Licenciements et suppressions d’emplois sont présentées comme le produit « naturel » de l’état de l’économie. Crise oblige, il faudrait se résigner au chômage de masse et à la précarité généralisée. Avec l’impératif dicté par la lutte contre le réchauffement climatique de réduire drastiquement la production matérielle et les transports, le problème semble insoluble.
Aujourd’hui les suppressions d’emplois ne résultent pas de politiques écologiques de suppression de productions climaticides et/ou polluantes. Pour autant, la préservation des emplois pour justifier la poursuite de l’industrie d’armement ou chimique, de l’agrobusiness, les promesses d’embauches pour imposer des EPR supplémentaires, l’implantation d’entrepôts Amazon, de centres commerciaux ou de complexes de loisirs artificialisés, sont souvent les seuls seul arguments avancés. Ils sont redoutablement efficaces, sinon pour convaincre, au moins pour diviser entre « fin du monde » et « fin de mois ». En même temps, comme à Grandpuits, Total se verdit pour mieux détruire des emplois. Aucune transformation antiproductiviste de la production n’est possible sans la participation active des salariéEs, il est indispensable de faire vivre des alternatives à la fois sociales et écologiques aux licenciements et suppressions d’emplois.
Face aux licenciements collectifs, aux fermetures d’entreprises ou cessations d’activités, aux suppressions d’emplois, comment concrètement interdire les licenciements ? Impossible sans ébranler la propriété et le pouvoir patronal dans l’entreprise en imposant des droits sociaux et démocratiques des salariéEs : un droit de veto sur l’intensification et l’aggravation des conditions de travail, le droit d’imposer un partage et des organisations du travail permettant de maintenir les emplois, réduire la pénibilité, améliorer les conditions de vie…
L’utilité sociale est notre affaire à touTEs
Si l’emploi et les droits des salariéEs doivent être préservés, il n’en va pas de même de toutes les productions. Certaines doivent être arrêtées parce qu’elles menacent immédiatement l’humanité (industrie d’armement, nucléaire…) ou le climat (énergies fossiles) ; d’autres (ou les mêmes) sont dangereuses pour les salariéEs, les riverainEs, l’environnement (classées « Seveso » mais pas seulement). De nombreuses sont néfastes pour différentes raisons, de la publicité qui alimente la surconsommation et le gaspillage, à « l’élevage » industriel, système responsable de la déforestation et de la multiplication des zoonoses, système concentrationnaire pour les animaux et maltraitant pour les salariéEs … Beaucoup doivent être radicalement réduites et transformées (industrie automobile ou aéronautique…)
Les salariéEs peuvent et doivent s’emparer de la question de l’utilité sociale de ce qu’ils et elles produisent. C’est une condition pour construire autour d’elles et eux des coalitions de lutte pour défendre les emplois.

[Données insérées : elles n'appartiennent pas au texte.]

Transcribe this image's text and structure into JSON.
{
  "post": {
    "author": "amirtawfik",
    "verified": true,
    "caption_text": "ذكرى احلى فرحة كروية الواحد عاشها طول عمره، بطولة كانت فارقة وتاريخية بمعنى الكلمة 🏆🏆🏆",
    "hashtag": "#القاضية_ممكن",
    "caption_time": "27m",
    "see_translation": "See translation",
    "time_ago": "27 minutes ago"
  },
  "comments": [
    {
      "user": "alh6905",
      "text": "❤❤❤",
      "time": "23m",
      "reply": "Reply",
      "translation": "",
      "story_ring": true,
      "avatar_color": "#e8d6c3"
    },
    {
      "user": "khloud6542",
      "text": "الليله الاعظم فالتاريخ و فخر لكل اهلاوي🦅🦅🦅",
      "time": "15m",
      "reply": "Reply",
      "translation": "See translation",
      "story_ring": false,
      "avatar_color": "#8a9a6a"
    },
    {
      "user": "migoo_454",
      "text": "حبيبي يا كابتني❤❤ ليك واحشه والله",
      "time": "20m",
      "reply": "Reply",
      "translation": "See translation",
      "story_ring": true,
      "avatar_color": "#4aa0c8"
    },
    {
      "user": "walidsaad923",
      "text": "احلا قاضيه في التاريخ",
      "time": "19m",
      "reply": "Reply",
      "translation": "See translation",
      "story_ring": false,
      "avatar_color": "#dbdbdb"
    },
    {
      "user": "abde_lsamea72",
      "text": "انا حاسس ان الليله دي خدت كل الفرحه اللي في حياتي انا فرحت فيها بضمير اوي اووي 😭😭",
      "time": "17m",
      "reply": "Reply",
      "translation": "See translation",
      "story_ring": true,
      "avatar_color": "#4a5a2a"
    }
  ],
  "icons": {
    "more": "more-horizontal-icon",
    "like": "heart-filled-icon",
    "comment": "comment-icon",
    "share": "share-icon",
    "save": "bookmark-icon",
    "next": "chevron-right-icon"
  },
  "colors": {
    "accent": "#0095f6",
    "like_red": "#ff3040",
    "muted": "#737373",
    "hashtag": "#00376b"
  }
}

Pratiquement, les travailleurEs, alliéEs aux usagerEs, doivent avoir le pouvoir de reprendre et d’utiliser les moyens de production (machines, locaux...) pour des activités alternatives socialement et écologiquement utiles. Les expériences de conversion rapide de l’outil de travail pour produire des respirateurs face à la pandémie, certes pas reproductibles partout, sont une source d’inspiration. Autant que possible, les collectifs de travail doivent être préservés. Ils pourraient alors être à l’initiative de reconversions, de coopératives autogérées, sous contrôle des salariéEs, usagerEs et population, indispensables à la révolution écologique : réparation, recyclage pour résister à l’obsolescence programmée, construction-isolation-rénovation des bâtiments, organisation de circuits courts… Des expériences, trop rares en France mais existant en Italie, Grèce, Argentine… montrent ce que rendent possible la solidarité et la créativité ouvrière.
Dans tous les cas, dans le cadre d’une sécurité sociale renforcée et étendue, l’ensemble des droits sociaux (continuité du salaire, protection sociale… ) doit être maintenu, jusqu’à ce que chacunE accède à un nouvel emploi satisfaisant ou à la retraite.
Cela s’inscrit dans un plan global écosocialiste élaboré démocratiquement, articulant réduction radicale du temps de travail, création de nombreux emplois utiles dans des services publics étendus et transformés mettant au centre le soin des humains et de la vie, étendant la gratuité à la satisfaction de tous les besoins essentiels.